Just as she cannot help but feel an obscure guilt that, having proven it, battle lacks the glory that she had always imagined. That, now that the moment of adrenaline and vitality has passed, she finds herself wondering whether it was worth it, whether she is the warrior she thought herself after all. What she remembers is not the song of steel and the thrum of hooves, not the glorious apotheosis she had hoped for: it is blood and shit and death, and mud churned by the thrashing of dying men and horses, and the terrible, cold fear in the Witch-King's shadow.

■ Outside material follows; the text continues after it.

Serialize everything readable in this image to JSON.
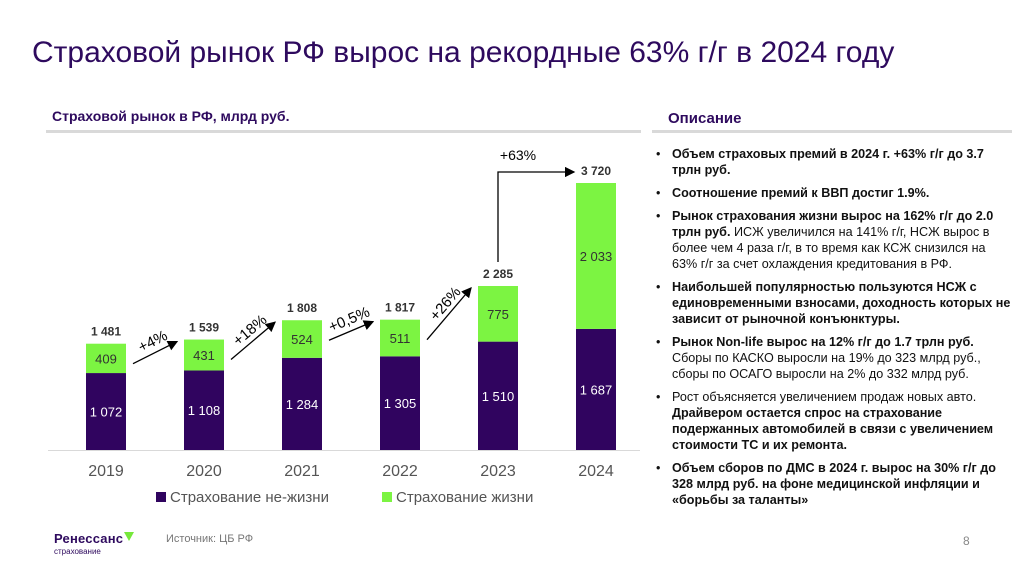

She has been silent too long. She swallows, opening her eyes, not to look at him but up at the wide, cold sky, and sighs. "Why should I not have been? When the full host of Rohan is mustered, should I remain to tend the hearth and weep, watching the horizon for their return, finding only darkness and death? Sooner would I die as my father did, with sword in hand and shield raised, defending the realms of Men." It is clear in her tone that this is a well-rehearsed thought, more often considered than spoken; equally clear that it is not aimed at him, so much as at the world more largely. But all that anger fades as swiftly as it came, and she sags a little where she sits, wincing. "Yes. I was in the battle, though I rode disguised. And, as you can see, I did not die."